El destino de una reina by Allison Pataki

El destino de una reina by Allison Pataki

autor:Allison Pataki
La lengua: spa
Format: epub
editor: Planeta México
publicado: 2021-01-06T23:20:00+00:00


Capítulo 20

París

Otoño de 1799

Me vestí con los pantalones y el abrigo de un sirviente, cubrí mi cabello largo con una capucha, y nos fuimos en un carruaje sencillo hacia la barrera. El guardia de la entrada a la ciudad apenas me miró, pensando que era un joven empleado. Saludó a mi esposo, que iba vestido como un agricultor noble, y nos permitieron salir de la ciudad después de echar un vistazo rápido a nuestros documentos falsos.

Recorrimos el camino en silencio y nos alejamos de la capital hacia el boscoso pueblo de Villeneuve-Saint-Georges. Cada metro que avanzábamos me alejaba un poco más del corazón que me habían arrancado para quedarse en París. «Óscar», pensaba, cada vez más desesperada cuando veía su cara redonda en mi mente, «¿pensarás que tu mamá te abandonó?». Llegamos en la mañana, muy temprano, cuando el alba comenzaba a tornarse púrpura en los espesos bosques e iluminaba una hermosa y modesta casa escondida detrás de un río, entre una arboleda de tilos. Me quité la capucha, pero no podía hacer nada con los pantalones y el abrigo, en particular en esa mañana fría.

—Esta es la casa de Dumas. El general Thomas-Alexandre Dumas —me explicó Bernadotte.

Estaba furiosa con mi marido, pero ahora lo escuchaba con interés.

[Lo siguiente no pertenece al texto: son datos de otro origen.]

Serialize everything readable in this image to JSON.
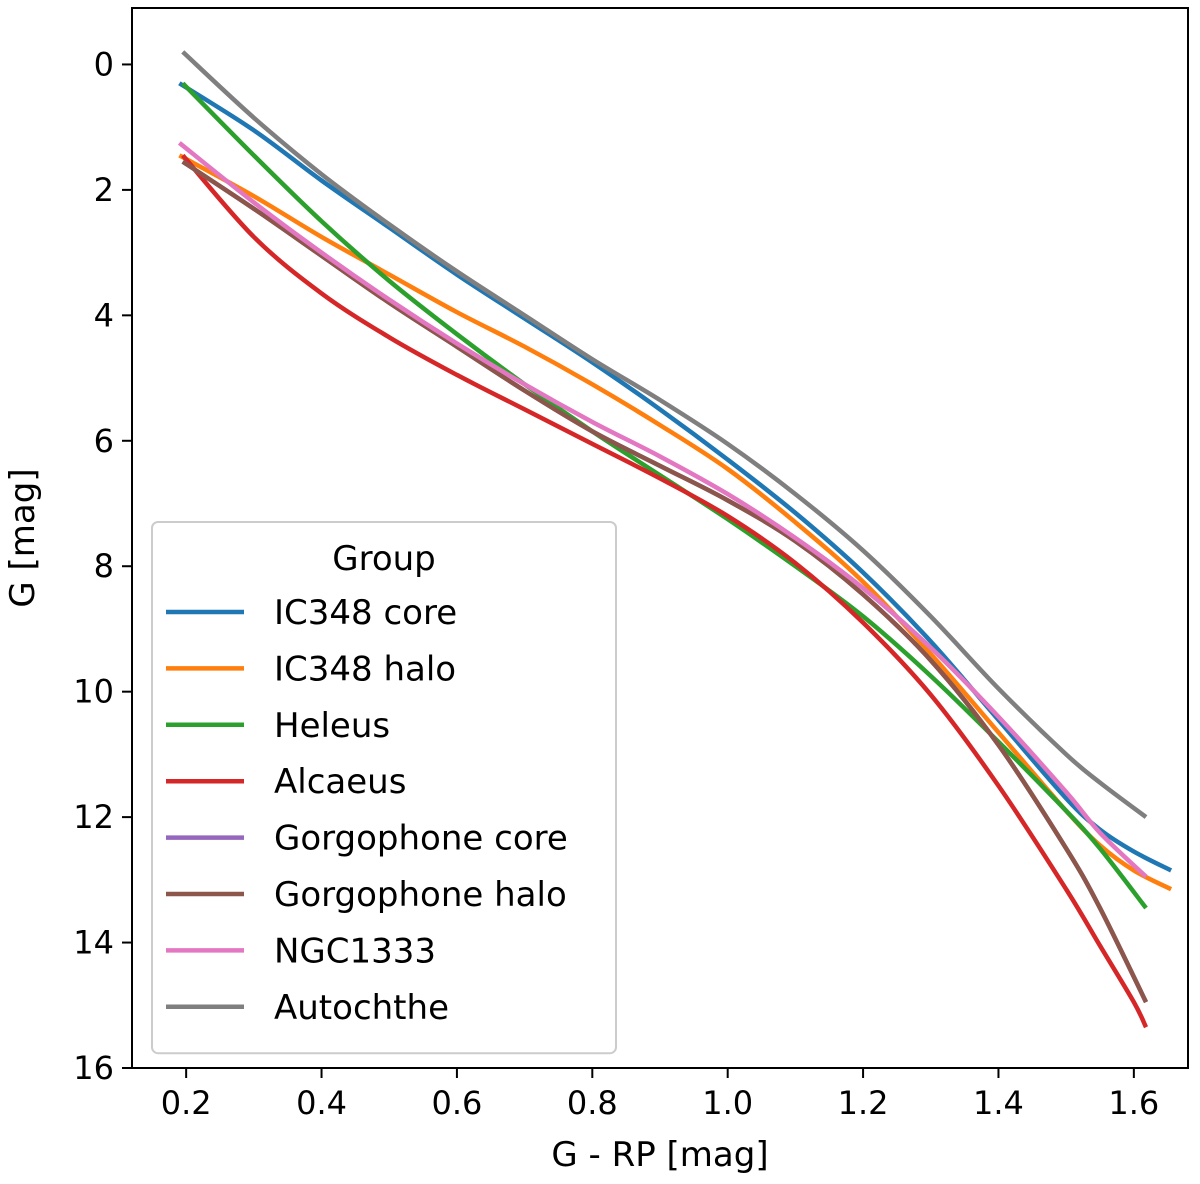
{
  "chart_data": {
    "type": "line",
    "title": "",
    "xlabel": "G - RP [mag]",
    "ylabel": "G [mag]",
    "xlim": [
      0.12,
      1.68
    ],
    "ylim": [
      16.0,
      -0.9
    ],
    "y_inverted": true,
    "grid": false,
    "xticks": [
      0.2,
      0.4,
      0.6,
      0.8,
      1.0,
      1.2,
      1.4,
      1.6
    ],
    "xtick_labels": [
      "0.2",
      "0.4",
      "0.6",
      "0.8",
      "1.0",
      "1.2",
      "1.4",
      "1.6"
    ],
    "yticks": [
      0,
      2,
      4,
      6,
      8,
      10,
      12,
      14,
      16
    ],
    "ytick_labels": [
      "0",
      "2",
      "4",
      "6",
      "8",
      "10",
      "12",
      "14",
      "16"
    ],
    "legend": {
      "title": "Group",
      "position": "lower-left"
    },
    "series": [
      {
        "name": "IC348 core",
        "color": "#1f77b4",
        "x": [
          0.19,
          0.3,
          0.4,
          0.5,
          0.6,
          0.7,
          0.8,
          0.9,
          1.0,
          1.1,
          1.2,
          1.3,
          1.4,
          1.5,
          1.55,
          1.6,
          1.655
        ],
        "y": [
          0.3,
          1.05,
          1.85,
          2.6,
          3.35,
          4.05,
          4.75,
          5.5,
          6.3,
          7.15,
          8.1,
          9.2,
          10.45,
          11.7,
          12.2,
          12.55,
          12.85
        ]
      },
      {
        "name": "IC348 halo",
        "color": "#ff7f0e",
        "x": [
          0.19,
          0.3,
          0.4,
          0.5,
          0.6,
          0.7,
          0.8,
          0.9,
          1.0,
          1.1,
          1.2,
          1.3,
          1.4,
          1.5,
          1.55,
          1.6,
          1.655
        ],
        "y": [
          1.45,
          2.1,
          2.75,
          3.35,
          3.95,
          4.5,
          5.1,
          5.75,
          6.45,
          7.3,
          8.25,
          9.4,
          10.65,
          11.9,
          12.45,
          12.85,
          13.15
        ]
      },
      {
        "name": "Heleus",
        "color": "#2ca02c",
        "x": [
          0.195,
          0.3,
          0.4,
          0.5,
          0.6,
          0.7,
          0.8,
          0.9,
          1.0,
          1.1,
          1.2,
          1.3,
          1.4,
          1.5,
          1.55,
          1.618
        ],
        "y": [
          0.3,
          1.45,
          2.5,
          3.45,
          4.3,
          5.1,
          5.85,
          6.55,
          7.25,
          8.0,
          8.8,
          9.75,
          10.8,
          11.9,
          12.5,
          13.45
        ]
      },
      {
        "name": "Alcaeus",
        "color": "#d62728",
        "x": [
          0.195,
          0.3,
          0.4,
          0.5,
          0.6,
          0.7,
          0.8,
          0.9,
          1.0,
          1.1,
          1.2,
          1.3,
          1.4,
          1.5,
          1.55,
          1.6,
          1.618
        ],
        "y": [
          1.45,
          2.75,
          3.65,
          4.35,
          4.95,
          5.5,
          6.05,
          6.6,
          7.2,
          7.95,
          8.9,
          10.05,
          11.5,
          13.15,
          14.05,
          14.95,
          15.35
        ]
      },
      {
        "name": "Gorgophone core",
        "color": "#9467bd",
        "x": [
          0.195,
          0.3,
          0.4,
          0.5,
          0.6,
          0.7,
          0.8,
          0.9,
          1.0,
          1.1,
          1.2,
          1.3,
          1.4,
          1.5,
          1.55,
          1.618
        ],
        "y": [
          1.55,
          2.3,
          3.05,
          3.8,
          4.5,
          5.2,
          5.85,
          6.4,
          6.95,
          7.6,
          8.45,
          9.5,
          10.85,
          12.5,
          13.45,
          14.95
        ]
      },
      {
        "name": "Gorgophone halo",
        "color": "#8c564b",
        "x": [
          0.195,
          0.3,
          0.4,
          0.5,
          0.6,
          0.7,
          0.8,
          0.9,
          1.0,
          1.1,
          1.2,
          1.3,
          1.4,
          1.5,
          1.55,
          1.618
        ],
        "y": [
          1.55,
          2.3,
          3.05,
          3.8,
          4.5,
          5.2,
          5.85,
          6.4,
          6.95,
          7.6,
          8.45,
          9.5,
          10.85,
          12.5,
          13.45,
          14.95
        ]
      },
      {
        "name": "NGC1333",
        "color": "#e377c2",
        "x": [
          0.19,
          0.3,
          0.4,
          0.5,
          0.6,
          0.7,
          0.8,
          0.9,
          1.0,
          1.1,
          1.2,
          1.3,
          1.4,
          1.5,
          1.55,
          1.618
        ],
        "y": [
          1.25,
          2.2,
          3.0,
          3.75,
          4.45,
          5.1,
          5.7,
          6.25,
          6.85,
          7.55,
          8.35,
          9.3,
          10.4,
          11.6,
          12.25,
          12.95
        ]
      },
      {
        "name": "Autochthe",
        "color": "#7f7f7f",
        "x": [
          0.195,
          0.3,
          0.4,
          0.5,
          0.6,
          0.7,
          0.8,
          0.9,
          1.0,
          1.1,
          1.2,
          1.3,
          1.4,
          1.5,
          1.55,
          1.618
        ],
        "y": [
          -0.2,
          0.85,
          1.75,
          2.55,
          3.3,
          4.0,
          4.7,
          5.35,
          6.05,
          6.85,
          7.75,
          8.8,
          9.95,
          11.0,
          11.45,
          12.0
        ]
      }
    ]
  }
}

—¿Quién es Dumas? —pregunté. Mi voz era ronca por el miedo y la falta de sueño, debido al viaje durante la noche fría por un camino rural. Mis brazos añoraban a mi bebé.

—Es un viejo amigo, de confianza. Un militar, un oficial a quien no le importa la intriga y la rivalidad política. Es ajeno a todo eso, como yo. No traicionará nuestra presencia aquí. —Bernadotte puso una mano sobre mi brazo y continuó en voz baja—: Désirée, solo no… no te muestres sorprendida. Su padre pertenecía a la nobleza francesa, pero su madre era de las islas.

No entendí lo que quería decir, pero no tuve tiempo de preguntar porque en ese momento una silueta oscura salió por la puerta de la casa. El hombre cargaba un candelabro a la débil luz del amanecer; una bata de dormir cubría su alta figura.

—¿Bernadotte? —llamó con voz profunda cuando nuestro carruaje se detuvo—. Sean bienvenidos. Pasen, pasen.

Nos indicó con una seña que entráramos a su casa; supuse que nuestra llegada lo había sacado de la cama.

Ahora que estaba frente a nosotros, miré a nuestro anfitrión más de cerca. De pronto entendí el significado de la advertencia de mi esposo: la piel de este hombre era la más oscura que jamás había visto. Se parecía a la gente del Caribe de la que había escuchado hablar, a los isleños esclavizados que Josefina había descrito de su plantío caribeño. Tenía patillas y una complexión musculosa, pues era casi tan grueso del pecho a la espalda como de hombro a hombro. Bernadotte describió a Dumas como un viejo amigo y un camarada del ejército francés. Me pregunté cuál sería la historia de este hombre.

—Lamentamos llegar a esta hora —dijo mi esposo mientras entrábamos a la cómoda cocina; la ceniza gris en la estufa mostraba que aún no habían encendido el fuego para ese día.